1. A method for communicating on a PCM link between cascade connected base stations of the type that receive signals having a plurality of frames that are divided into time slots, the time slots corresponding to control time slots and voice channels, comprising the steps of: transmitting the signal to a source base station, the transmitted signal including control time slots for at least two cascaded base stations; and moving the frame synchronization position of the transmitted signal from the control time slot of the source base station to a time slot that is the intended control time slot of a destination base station; wherein the signal at the destination base station includes a new frame structure having consecutively renumbered time slots.

2. A method according to claim 1 wherein the moving of the frame synchronization position occurs at the source base station before transmission on the PCM link.

3. A method according to claim 1 wherein the moving of the frame synchronization position occurs at the destination base station upon reception from the PCM link.

4. A method according to claim 1 wherein the base stations are microbases.

5. A method according to claim 1 wherein the PCM link is a 1.5 Mbit link.

6. A method according to claim 4 wherein the PCM link is a 1.5 Mbit link.

7. A method according to claim 1 wherein the PCM link is a 2.0 Mbit link.

8. A method according to claim 4 wherein the PCM link is a 2.0 Mbit link.

9. A method ac ording to claim 1 wherein the time slot #0 is used for control.

10. A method according to claim 2 wherein the time slot #0 is used for control.

11. A method according to claim 3 wherein the time slot #0 is used for control.

12. A method according to claim 4 wherein the time slot #0 is used for control.

13. A method according to claim 5 wherein the time slot #0 is used for control.

14. A method according to claim 6 wherein the time slot #0 is used for control.

15. A method according to claim 7 wherein the time slot #0 is used for control.

16. A method according to claim 8 wherein the time slot #0 is used for control.

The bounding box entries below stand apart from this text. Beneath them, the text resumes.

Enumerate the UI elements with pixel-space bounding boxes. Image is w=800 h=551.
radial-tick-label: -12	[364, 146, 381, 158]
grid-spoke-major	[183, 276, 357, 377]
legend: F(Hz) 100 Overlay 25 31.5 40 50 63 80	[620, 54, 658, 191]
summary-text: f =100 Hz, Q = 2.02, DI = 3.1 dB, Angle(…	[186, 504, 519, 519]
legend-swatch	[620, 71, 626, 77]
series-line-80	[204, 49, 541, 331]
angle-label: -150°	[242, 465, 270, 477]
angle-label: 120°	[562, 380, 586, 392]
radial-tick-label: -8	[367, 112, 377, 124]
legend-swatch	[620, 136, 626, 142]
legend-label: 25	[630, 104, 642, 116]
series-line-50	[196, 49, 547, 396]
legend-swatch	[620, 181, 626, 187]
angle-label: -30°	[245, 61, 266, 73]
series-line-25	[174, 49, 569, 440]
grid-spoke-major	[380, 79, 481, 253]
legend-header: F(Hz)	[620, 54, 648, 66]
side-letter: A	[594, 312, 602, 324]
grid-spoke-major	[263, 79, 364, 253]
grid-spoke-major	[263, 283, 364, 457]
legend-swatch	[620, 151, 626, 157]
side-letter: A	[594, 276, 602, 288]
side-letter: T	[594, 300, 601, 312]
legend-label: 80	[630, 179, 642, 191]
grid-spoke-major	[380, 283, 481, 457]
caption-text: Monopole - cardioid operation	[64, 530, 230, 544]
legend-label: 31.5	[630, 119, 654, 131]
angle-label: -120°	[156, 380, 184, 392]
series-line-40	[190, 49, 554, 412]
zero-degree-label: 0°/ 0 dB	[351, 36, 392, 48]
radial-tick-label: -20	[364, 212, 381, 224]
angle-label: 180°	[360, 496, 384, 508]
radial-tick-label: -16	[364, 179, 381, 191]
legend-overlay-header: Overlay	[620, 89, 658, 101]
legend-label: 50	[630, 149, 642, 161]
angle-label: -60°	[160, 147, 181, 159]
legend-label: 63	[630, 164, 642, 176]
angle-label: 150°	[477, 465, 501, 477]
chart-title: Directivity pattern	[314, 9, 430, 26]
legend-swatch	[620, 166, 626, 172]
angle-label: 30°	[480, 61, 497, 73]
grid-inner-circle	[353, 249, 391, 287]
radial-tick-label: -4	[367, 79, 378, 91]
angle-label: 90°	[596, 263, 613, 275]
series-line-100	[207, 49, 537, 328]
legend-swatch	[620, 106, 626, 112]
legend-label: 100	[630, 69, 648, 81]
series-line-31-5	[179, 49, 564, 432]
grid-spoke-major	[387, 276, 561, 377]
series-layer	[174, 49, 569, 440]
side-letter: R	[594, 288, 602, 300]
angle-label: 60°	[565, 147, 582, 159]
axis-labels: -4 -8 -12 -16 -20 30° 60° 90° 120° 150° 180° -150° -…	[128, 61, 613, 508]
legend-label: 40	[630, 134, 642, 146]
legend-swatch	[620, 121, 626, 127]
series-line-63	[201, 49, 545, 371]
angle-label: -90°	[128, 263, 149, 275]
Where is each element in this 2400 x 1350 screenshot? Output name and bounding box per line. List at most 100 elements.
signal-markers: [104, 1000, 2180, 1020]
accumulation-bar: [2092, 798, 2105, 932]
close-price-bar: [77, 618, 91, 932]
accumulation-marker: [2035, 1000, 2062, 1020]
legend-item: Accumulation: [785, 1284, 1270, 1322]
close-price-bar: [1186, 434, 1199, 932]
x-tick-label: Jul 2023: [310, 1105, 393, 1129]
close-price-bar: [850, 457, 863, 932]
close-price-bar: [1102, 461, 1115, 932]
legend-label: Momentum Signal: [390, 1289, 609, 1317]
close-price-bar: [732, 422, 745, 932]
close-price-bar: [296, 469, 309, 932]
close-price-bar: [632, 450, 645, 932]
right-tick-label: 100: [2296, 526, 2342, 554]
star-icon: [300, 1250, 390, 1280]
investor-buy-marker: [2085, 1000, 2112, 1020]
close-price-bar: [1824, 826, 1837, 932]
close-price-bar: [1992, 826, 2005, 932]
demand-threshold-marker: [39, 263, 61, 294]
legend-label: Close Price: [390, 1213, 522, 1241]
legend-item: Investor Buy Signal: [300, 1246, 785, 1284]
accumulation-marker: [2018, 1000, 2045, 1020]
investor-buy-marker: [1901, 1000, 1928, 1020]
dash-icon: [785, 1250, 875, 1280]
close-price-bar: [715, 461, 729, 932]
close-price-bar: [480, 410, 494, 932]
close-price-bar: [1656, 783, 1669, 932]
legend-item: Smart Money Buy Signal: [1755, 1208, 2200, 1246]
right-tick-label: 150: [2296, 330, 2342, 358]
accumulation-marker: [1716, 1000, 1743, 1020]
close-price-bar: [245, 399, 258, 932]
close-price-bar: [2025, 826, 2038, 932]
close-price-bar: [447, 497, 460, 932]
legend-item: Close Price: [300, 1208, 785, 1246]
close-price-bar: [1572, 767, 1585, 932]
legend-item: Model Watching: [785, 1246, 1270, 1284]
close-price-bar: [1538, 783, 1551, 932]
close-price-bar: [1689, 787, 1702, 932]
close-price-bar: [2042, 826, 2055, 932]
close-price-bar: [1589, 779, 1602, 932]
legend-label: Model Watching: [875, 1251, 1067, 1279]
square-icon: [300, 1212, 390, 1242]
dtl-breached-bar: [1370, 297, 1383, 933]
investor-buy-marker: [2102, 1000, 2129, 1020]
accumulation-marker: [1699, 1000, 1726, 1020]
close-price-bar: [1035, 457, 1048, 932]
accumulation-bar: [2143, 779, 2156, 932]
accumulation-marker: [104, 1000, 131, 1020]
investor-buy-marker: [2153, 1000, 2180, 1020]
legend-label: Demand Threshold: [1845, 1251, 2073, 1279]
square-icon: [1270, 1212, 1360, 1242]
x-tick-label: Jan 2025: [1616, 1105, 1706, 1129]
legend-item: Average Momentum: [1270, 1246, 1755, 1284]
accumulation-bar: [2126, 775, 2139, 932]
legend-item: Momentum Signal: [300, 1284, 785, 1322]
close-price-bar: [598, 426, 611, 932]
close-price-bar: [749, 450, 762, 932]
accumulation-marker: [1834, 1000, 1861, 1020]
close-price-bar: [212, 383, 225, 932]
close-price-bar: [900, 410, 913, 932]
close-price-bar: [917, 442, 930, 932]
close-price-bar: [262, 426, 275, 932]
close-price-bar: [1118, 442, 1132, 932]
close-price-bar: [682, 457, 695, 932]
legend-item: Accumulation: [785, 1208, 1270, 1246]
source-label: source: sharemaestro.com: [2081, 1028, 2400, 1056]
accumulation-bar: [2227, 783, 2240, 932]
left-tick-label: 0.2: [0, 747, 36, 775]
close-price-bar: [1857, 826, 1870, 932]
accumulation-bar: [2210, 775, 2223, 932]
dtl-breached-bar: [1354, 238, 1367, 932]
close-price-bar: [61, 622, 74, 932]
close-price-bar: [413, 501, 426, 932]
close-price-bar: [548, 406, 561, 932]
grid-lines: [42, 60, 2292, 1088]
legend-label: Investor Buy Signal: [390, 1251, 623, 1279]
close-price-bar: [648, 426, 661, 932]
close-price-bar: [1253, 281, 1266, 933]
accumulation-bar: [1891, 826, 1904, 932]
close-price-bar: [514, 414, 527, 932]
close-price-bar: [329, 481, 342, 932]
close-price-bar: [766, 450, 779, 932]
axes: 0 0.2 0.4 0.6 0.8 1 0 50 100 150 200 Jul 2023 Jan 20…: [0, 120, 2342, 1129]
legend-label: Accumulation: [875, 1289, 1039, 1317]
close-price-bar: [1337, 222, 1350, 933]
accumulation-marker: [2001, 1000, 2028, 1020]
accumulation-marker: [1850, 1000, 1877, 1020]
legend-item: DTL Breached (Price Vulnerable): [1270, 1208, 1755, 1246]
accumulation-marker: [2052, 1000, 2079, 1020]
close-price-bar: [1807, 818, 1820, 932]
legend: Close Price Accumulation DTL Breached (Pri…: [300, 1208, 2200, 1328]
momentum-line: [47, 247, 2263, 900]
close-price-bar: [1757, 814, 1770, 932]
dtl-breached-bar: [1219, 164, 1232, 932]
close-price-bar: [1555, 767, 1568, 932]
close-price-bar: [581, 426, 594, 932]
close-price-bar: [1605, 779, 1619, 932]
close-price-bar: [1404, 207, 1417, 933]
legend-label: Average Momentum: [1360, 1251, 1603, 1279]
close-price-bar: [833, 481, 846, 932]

17. A plurality of cascade connected base stations of the type that receive signals having a plurality of frames that are divided into time slots, the time slots corresponding to control time slots and voice channels, comprising: means for transmitting the signal to a source base station, the transmitted signal including control time slots for at least two cascaded base stations; and means for moving the frame synchronization position of the transmitted signal from the control time slot of the source base station to a time slot that is the intended control time slot of a destination base station; wherein the signal at the destination base station includes a new frame structure having consecutively renumbered time slots.

18. An apparatus according to claim 17 wherein the means for moving the frame synchronization position is disposed at the source base station in accordance with transmission on the PCM link.

19. An apparatus according to claim 17 wherein the means for moving of the frame synchronization position is disposed at the destination base station in accordance with reception on the PCM link.

20. An apparatus according to claim 17 wherein the base stations are microbases.

21. An apparatus according to claim 17 wherein the PCM link is a 1.5 Mbit link.

22. An apparatus according to claim 20 wherein the PCM link is a 1.5 Mbit link.

23. A apparatus according to claim 17 wherein the PCM link is a 2.0 Mbit link.

24. An apparatus according to claim 20 wherein the PCM link is a 2.0 Mbit link.

25. An apparatus according to claim 17 wherein the time slot #0 is used for control.

26. An apparatus according to claim 18 wherein the time slot #0 is used for control.

27. An apparatus according to claim 19 wherein the time slot #0 is used for control.

28. An apparatus according to claim 20 wherein the time slot #0 is used for control.

29. An apparatus according to claim 21 wherein the time slot #0 is used for control.

30. An apparatus according to claim 22 wherein the time slot #0 is used for control.

31. An apparatus according to claim 23 wherein the time slot #0 is used for control.

32. An apparatus according to claim 24 wherein the time slot #0 is used for control.